The court’s definition of occupancy is flawed even when viewed only in the context of Section 14(c)(1). As used in Section 14(c)(1), “occupant” applies to four classes of activity on land: (1) primary place of residence, (2) primary place of business, (3) subsistence campsite, or (4) headquarters for reindeer husbandry. Acknowledging the inadequacy of its craftsmanship, the court restricts its definition of occupant to the first two classes of occupants. As it states, in the other categories “improvements may be either non-existent or relatively unimportant.” Opinion at 30 n.17. While that may be true, on what basis can such a definitional distinction be made between category 1 and 2 occupants on the one hand, and category 3 and 4 occupants on the other? I suggest there is none. Furthermore, given the nomadic culture of many of Alaska’s Natives, an equitable interest in improvements is a concept of questionable utility.

II. The Court Improperly Applies Its Own Definition of “Occupant.”

The court’s definition of occupant requires that the occupier of the premise have an “equitable interest in improvements.” Even under this definition, Mrs. Capener would not be entitled to a conveyance of title.

The court correctly notes that a tenant is not an occupant “in the analogous townsite act context.” Opinion at 30. The relationship between the Assemblies of God and Mrs. Capener is consistent with, and most analogous to, the relationship between landlord and tenant. The Assemblies of God and Mrs. Capener could not both occupy the land in the statutory sense. And while a tenant might have a claim to ownership of improvements under specific circumstances, the court cites no authority for the proposition that the mere existence of such a claim transforms the tenant into an occupant entitled to a conveyance of title. Furthermore, given the terms of the permit, Mrs. Capener cannot have had an equitable interest in the improvements on the land vis-a-vis the United States. The permit states that any improvements will be forfeited to the United States if not removed by the permittee, the Assemblies of God.

Whether a permit holder ever can receive title under Section 14(c) is a question that is not necessary to decide, as Mrs. Capener was not a permit holder. She was on land permitted to another, at the sufferance of another, with no expectation of ever gaining title. The only “equitable interest in improvements” that may have existed was held by the Assemblies of God.
Mrs. Capener’s sponsor, the Assemblies of God, was denied title when it tried to obtain it outside of the context of ANCSA.[5] The Assemblies of God has never pursued any ANCSA claim. It has never asserted a Section 14(g) claim to protect its valid existing rights as permittee. It has never pursued a Section 14(c)(2) claim to “[a] tract occupied . . . by a nonprofit organization,” although there appears to be no dispute that the Assemblies of God is a nonprofit organization, and that it occupied the land. Yet whatever claim the Assemblies of God may have had, its claim was either as a permittee or as a nonprofit organization which occupied the land.

III. A More Appropriate Definition of “Occupant.”

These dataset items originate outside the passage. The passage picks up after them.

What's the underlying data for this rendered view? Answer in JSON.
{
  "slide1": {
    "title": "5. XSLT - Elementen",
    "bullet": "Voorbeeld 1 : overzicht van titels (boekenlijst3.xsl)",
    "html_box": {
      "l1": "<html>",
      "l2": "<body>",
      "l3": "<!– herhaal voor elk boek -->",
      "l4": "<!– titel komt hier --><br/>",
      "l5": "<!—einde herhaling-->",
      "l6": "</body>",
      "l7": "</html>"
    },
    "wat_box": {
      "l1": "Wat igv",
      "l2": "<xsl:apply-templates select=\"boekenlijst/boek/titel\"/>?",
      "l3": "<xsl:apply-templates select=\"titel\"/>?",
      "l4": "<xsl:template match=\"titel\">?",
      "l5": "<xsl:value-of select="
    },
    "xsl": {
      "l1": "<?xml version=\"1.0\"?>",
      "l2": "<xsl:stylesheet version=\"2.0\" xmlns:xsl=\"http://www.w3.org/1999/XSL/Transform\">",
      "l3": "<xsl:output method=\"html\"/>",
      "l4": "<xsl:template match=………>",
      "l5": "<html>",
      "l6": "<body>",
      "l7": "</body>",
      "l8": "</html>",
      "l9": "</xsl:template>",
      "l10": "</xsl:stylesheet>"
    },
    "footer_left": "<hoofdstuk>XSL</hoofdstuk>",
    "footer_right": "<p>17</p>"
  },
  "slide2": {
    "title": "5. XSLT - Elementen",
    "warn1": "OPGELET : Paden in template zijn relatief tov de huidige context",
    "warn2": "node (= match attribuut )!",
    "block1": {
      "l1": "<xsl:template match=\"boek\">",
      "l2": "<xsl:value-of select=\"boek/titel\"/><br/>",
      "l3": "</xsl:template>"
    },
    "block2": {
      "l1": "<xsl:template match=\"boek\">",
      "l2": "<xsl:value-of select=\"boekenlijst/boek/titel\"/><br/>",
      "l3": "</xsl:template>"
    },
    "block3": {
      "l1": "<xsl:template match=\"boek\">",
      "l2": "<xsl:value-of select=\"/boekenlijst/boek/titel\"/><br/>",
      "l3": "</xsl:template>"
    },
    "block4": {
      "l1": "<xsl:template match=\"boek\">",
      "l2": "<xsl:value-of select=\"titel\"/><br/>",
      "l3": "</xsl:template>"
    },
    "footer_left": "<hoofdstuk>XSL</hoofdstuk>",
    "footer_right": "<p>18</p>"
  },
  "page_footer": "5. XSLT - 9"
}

In determining the meaning of “occupant,” we are constrained to follow the rule that ambiguities in ANCSA are to be resolved in favor of Natives. Hakala v. Atxam Corp., 753 P.2d 1144, 1147 (Alaska 1988) (citing United States v. Atlantic Richfield Co., 612 F.2d 1132, 1138-39 (9th Cir. 1980); Alaska Public Easement Defense Fund v. Andrus, 435 F. Supp. 664, 670 (D.Alaska 1977)). Although the court is “mindful” of the rule, it explicitly declines to follow it.[6] I do not know what the court means by this. If there is no ambiguity, the rule does not apply. If there is an ambiguity, the court must follow the rule. The rule requires that the ambiguity must be resolved in favor of Natives. This should not mean that the Natives must provide the best resolution of the ambiguity, else the rule is meaningless. I suggest that the Natives must advance an interpretation that is reasonable. For the reasons set forth in supra note 3, I conclude they have done at least that.

Persons entitled to assert occupancy rights under the Townsite[7] and Native Townsite Acts[8] were not required to have a patent, lease, contract, permit, right-of-way, or easement. In other words, they had no Section 14(g) “valid existing rights.” The protection for such users has to come from elsewhere. It comes from Section 14(c). According to David S. Case, The Special Relationship of Alaska Natives To The Federal Government (1978),

The Native Townsite Act was administered in the same way and according to the same regulations as an earlier 1891 Act which granted citizens (usually non-Natives) the right to establish townsites in Alaska. . . . These procedures made no distinction between Native and non-Native in townsite administration. Prior to 1959, it was possible for both Natives and non-Natives to be deeded lots within the subdivided portion and to occupy land in the unsubdivided portion of the same townsite. . . . The Townsite Act was repealed in 1976, and Section 14(c) of ANCSA provides an alternative for municipalities to acquire municipal lands. However, the townsites established under the 1926 Act were not eliminated either by ANCSA or the 1976 repeal of the Native Townsite Act. . . . Non-Natives can continue to establish new occupancy rights under the 1926 Act on the same types of land for which ANCSA supposedly prohibited occupancy rights as of December 18, 1971.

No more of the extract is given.